Sal Khan – Founder of Khan Academy
Now this is a surreal, a deep honor to be here for a whole set of reasons and as was introduced, obviously MIT has played a big role in my own life. But I think a much deeper role than many of you all might appreciate. Some of you might remember in the late nineties, kind of when the first Internet boom was happening, there was a lot of talk about online education and most of the conversation back then about online education, not too different than now, was around how to profit off it, how to make money off it.
Or some institutions were thinking about how to defend against it, or at least sit on the sidelines and see how everything played out. And all of a sudden MIT jumped into the mix in 2001, and announced MIT OpenCourseWare. That it was going to take knowledge and resources that used to be behind the walls of elite institutions and not charge for them but give them away for free to the world. And instead of saying how can we profit off of this, MIT said, “Well there are some things that are higher than that.”

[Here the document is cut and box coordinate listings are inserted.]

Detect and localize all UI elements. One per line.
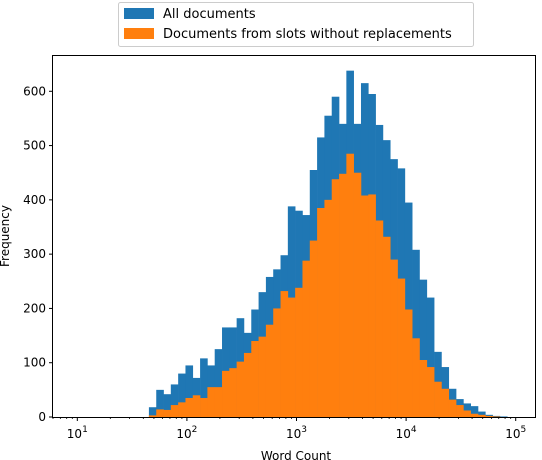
legend-label-slots-without-replacements: Documents from slots without replacement… (163, 27, 452, 42)
bar (251, 341, 259, 417)
bar (185, 365, 194, 417)
x-axis-label: Word Count (261, 449, 332, 460)
y-axis: 0 100 200 300 400 500 600 (23, 84, 53, 424)
y-tick-label: 300 (23, 247, 46, 261)
x-tick-label: 102 (176, 425, 197, 441)
bar (185, 398, 194, 417)
bar (426, 297, 435, 417)
bar (214, 349, 223, 417)
bar (200, 398, 208, 417)
bar (222, 370, 230, 417)
bar (178, 373, 186, 417)
legend: All documents Documents from slots witho… (118, 2, 474, 47)
bar (492, 416, 501, 417)
x-tick-label: 103 (286, 425, 307, 441)
bar (434, 381, 442, 417)
plot-frame (52, 55, 536, 418)
x-tick-label: 101 (67, 425, 88, 441)
bar (287, 297, 296, 417)
bar (441, 388, 450, 417)
legend-swatch-all-documents (124, 8, 154, 19)
bar (412, 338, 420, 417)
bar (478, 411, 486, 417)
bar (156, 409, 164, 417)
bar (499, 416, 508, 417)
bar (302, 260, 311, 417)
bar (368, 194, 376, 417)
bar (178, 402, 186, 417)
y-tick-label: 400 (23, 193, 46, 207)
bar (163, 409, 172, 417)
bar (200, 358, 208, 417)
bar (456, 405, 464, 417)
bar (463, 403, 471, 417)
bar (148, 407, 157, 417)
bar (375, 220, 384, 417)
bar (353, 172, 362, 417)
bar (273, 308, 281, 417)
bar (339, 173, 347, 417)
bar (243, 352, 252, 417)
bar (485, 415, 493, 417)
bar (265, 324, 274, 417)
y-tick-label: 100 (23, 356, 46, 370)
bar (156, 389, 164, 417)
bar (426, 367, 435, 417)
bar (470, 413, 479, 417)
y-tick-label: 200 (23, 301, 46, 315)
bar (258, 336, 267, 417)
bar (412, 249, 420, 417)
y-axis-label: Frequency (0, 205, 12, 267)
bar (331, 179, 340, 417)
bar (419, 360, 428, 417)
x-tick-label: 104 (396, 425, 417, 441)
bar (463, 410, 471, 417)
bar (324, 199, 333, 417)
bar (309, 240, 318, 417)
bar (397, 278, 406, 417)
bar (295, 287, 303, 417)
x-tick-label: 105 (505, 425, 526, 441)
bar (170, 405, 179, 417)
bar (163, 394, 172, 417)
legend-box (118, 2, 474, 47)
y-tick-label: 500 (23, 139, 46, 153)
x-axis: 101 102 103 104 105 (52, 417, 526, 441)
legend-swatch-slots-without-replacements (124, 28, 154, 39)
series-slots-without-replacements-bars (148, 153, 501, 417)
y-tick-label: 0 (38, 410, 46, 424)
bar (390, 259, 398, 417)
bar (360, 195, 369, 417)
legend-label-all-documents: All documents (163, 7, 256, 22)
bar (229, 368, 237, 417)
bar (478, 414, 486, 417)
bar (236, 361, 245, 417)
bar (448, 399, 457, 417)
bar (317, 208, 325, 417)
bar (382, 236, 391, 417)
bar (470, 406, 479, 417)
bar (170, 384, 179, 417)
bar (404, 309, 413, 417)
bar (148, 415, 157, 417)
bar (280, 291, 289, 417)
bar (346, 153, 354, 417)
bar (214, 387, 223, 417)
y-tick-label: 600 (23, 84, 46, 98)
bar (192, 395, 201, 417)
bar (207, 387, 216, 417)
bar (419, 279, 428, 417)
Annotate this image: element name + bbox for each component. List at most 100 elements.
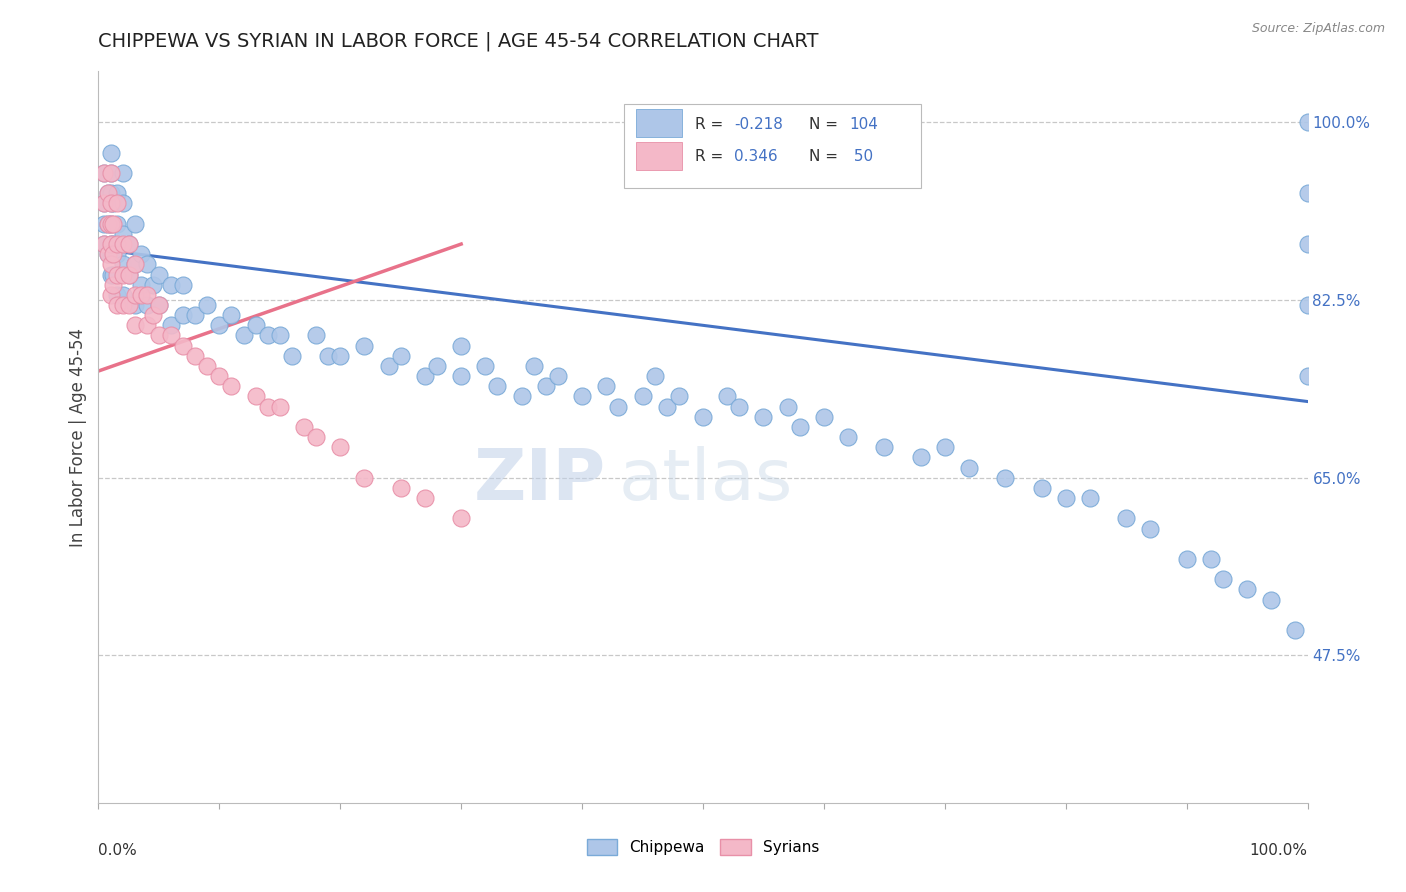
Point xyxy=(135,318,157,333)
Legend: Chippewa, Syrians: Chippewa, Syrians xyxy=(581,833,825,861)
Point xyxy=(111,268,134,282)
Point xyxy=(97,186,120,201)
Point xyxy=(142,308,165,322)
Point xyxy=(1284,623,1306,637)
Point xyxy=(93,217,115,231)
Point xyxy=(994,471,1017,485)
Text: 104: 104 xyxy=(849,117,879,131)
Point xyxy=(135,257,157,271)
Point xyxy=(97,186,120,201)
Point xyxy=(100,186,122,201)
Point xyxy=(124,257,146,271)
Text: -0.218: -0.218 xyxy=(734,117,783,131)
Point xyxy=(111,298,134,312)
Point xyxy=(160,318,183,333)
Point xyxy=(1212,572,1234,586)
Text: 50: 50 xyxy=(849,150,873,164)
Text: 0.346: 0.346 xyxy=(734,150,778,164)
Point xyxy=(105,247,128,261)
Point xyxy=(172,308,194,322)
Point xyxy=(450,511,472,525)
Point xyxy=(221,308,243,322)
Point xyxy=(426,359,449,373)
Point xyxy=(101,237,124,252)
Point xyxy=(692,409,714,424)
Point xyxy=(221,379,243,393)
Point xyxy=(644,369,666,384)
Point xyxy=(208,369,231,384)
Point xyxy=(353,338,375,352)
Point xyxy=(305,328,328,343)
Point xyxy=(100,217,122,231)
Point xyxy=(93,166,115,180)
Point xyxy=(101,277,124,292)
Point xyxy=(135,288,157,302)
Point xyxy=(105,268,128,282)
Point xyxy=(118,237,141,252)
Point xyxy=(450,369,472,384)
Point xyxy=(105,237,128,252)
Point xyxy=(413,369,436,384)
Point xyxy=(1031,481,1053,495)
Point xyxy=(232,328,254,343)
Point xyxy=(118,298,141,312)
Point xyxy=(547,369,569,384)
Point xyxy=(124,257,146,271)
Point xyxy=(172,277,194,292)
FancyBboxPatch shape xyxy=(637,110,682,137)
Point xyxy=(655,400,678,414)
Point xyxy=(269,400,291,414)
Point xyxy=(389,349,412,363)
Point xyxy=(111,237,134,252)
Point xyxy=(329,349,352,363)
Point xyxy=(172,338,194,352)
Point xyxy=(1296,186,1319,201)
Point xyxy=(377,359,399,373)
Point xyxy=(100,268,122,282)
Point xyxy=(305,430,328,444)
Text: Source: ZipAtlas.com: Source: ZipAtlas.com xyxy=(1251,22,1385,36)
Point xyxy=(124,318,146,333)
Point xyxy=(100,166,122,180)
Point xyxy=(607,400,630,414)
Point xyxy=(97,217,120,231)
Point xyxy=(111,288,134,302)
Point xyxy=(118,268,141,282)
Point xyxy=(93,237,115,252)
FancyBboxPatch shape xyxy=(624,104,921,188)
Point xyxy=(1296,369,1319,384)
Point xyxy=(245,318,267,333)
Point xyxy=(100,237,122,252)
Point xyxy=(837,430,859,444)
Point xyxy=(281,349,304,363)
Point xyxy=(1115,511,1137,525)
Point xyxy=(1236,582,1258,597)
Point xyxy=(129,247,152,261)
Point xyxy=(105,288,128,302)
FancyBboxPatch shape xyxy=(637,143,682,170)
Point xyxy=(124,298,146,312)
Point xyxy=(413,491,436,505)
Point xyxy=(752,409,775,424)
Point xyxy=(129,277,152,292)
Point xyxy=(668,389,690,403)
Point xyxy=(571,389,593,403)
Point xyxy=(124,217,146,231)
Point xyxy=(160,277,183,292)
Text: 100.0%: 100.0% xyxy=(1250,843,1308,858)
Point xyxy=(523,359,546,373)
Point xyxy=(631,389,654,403)
Point xyxy=(100,257,122,271)
Point xyxy=(111,166,134,180)
Point xyxy=(97,247,120,261)
Point xyxy=(474,359,496,373)
Point xyxy=(292,420,315,434)
Point xyxy=(329,440,352,454)
Point xyxy=(716,389,738,403)
Point xyxy=(1054,491,1077,505)
Point xyxy=(148,298,170,312)
Point xyxy=(510,389,533,403)
Text: ZIP: ZIP xyxy=(474,447,606,516)
Text: atlas: atlas xyxy=(619,447,793,516)
Point xyxy=(776,400,799,414)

That if we could empower an unlimited number of people for all of time maybe, that’s something that we would be willing to spend resources on. And when that happened I was just a couple years out of college working at a tech company in San Francisco. I had no idea that my own career adventure would lead to what I am doing now. But when I read that press release, I had never been so inspired. I had never felt so proud to come from this community.
And frankly a couple of years later, when the videos that I had made for my cousins and it became clear that people who were not my cousins started watching. There was talk of, oh well this could be a business. I was in Silicon Valley, this is what it was all about. I worked for a hedge fund, a very for profit organization. But it was the memory of how I felt the first time I read that press release about OpenCourseWare and what OpenCourseWare had become, that really gave me the clarity to understand what Khan Academy could be. That it could be this institution that could reach everyone and that should transcend ideas of profits and businesses.
And I say this not just to show the connection this had for Khan Academy, but there is a meta level idea here that these days you hear a lot of universities and institutions talk about teaching ethics, teaching morality, and instilling that in classes and they tell you to read about it, but MIT actually did it. MIT actually lived by its actions. It actually put principle over profit and it is continuing to do it.
Now with MITx now with EdX in concert with Harvard it is continuing to push the envelope. And I am just in awe, it feels like we are living in a science fiction book of what might happen in education in the next few years.
But my connections to MIT go even deeper than that. Obviously I went here, but my wife also graduated from MIT class of 2001. The president of Khan Academy and chief operating officer, he was my roommate freshman year at Next House. Room 343 for the two or three of you who might have shared that room at some point.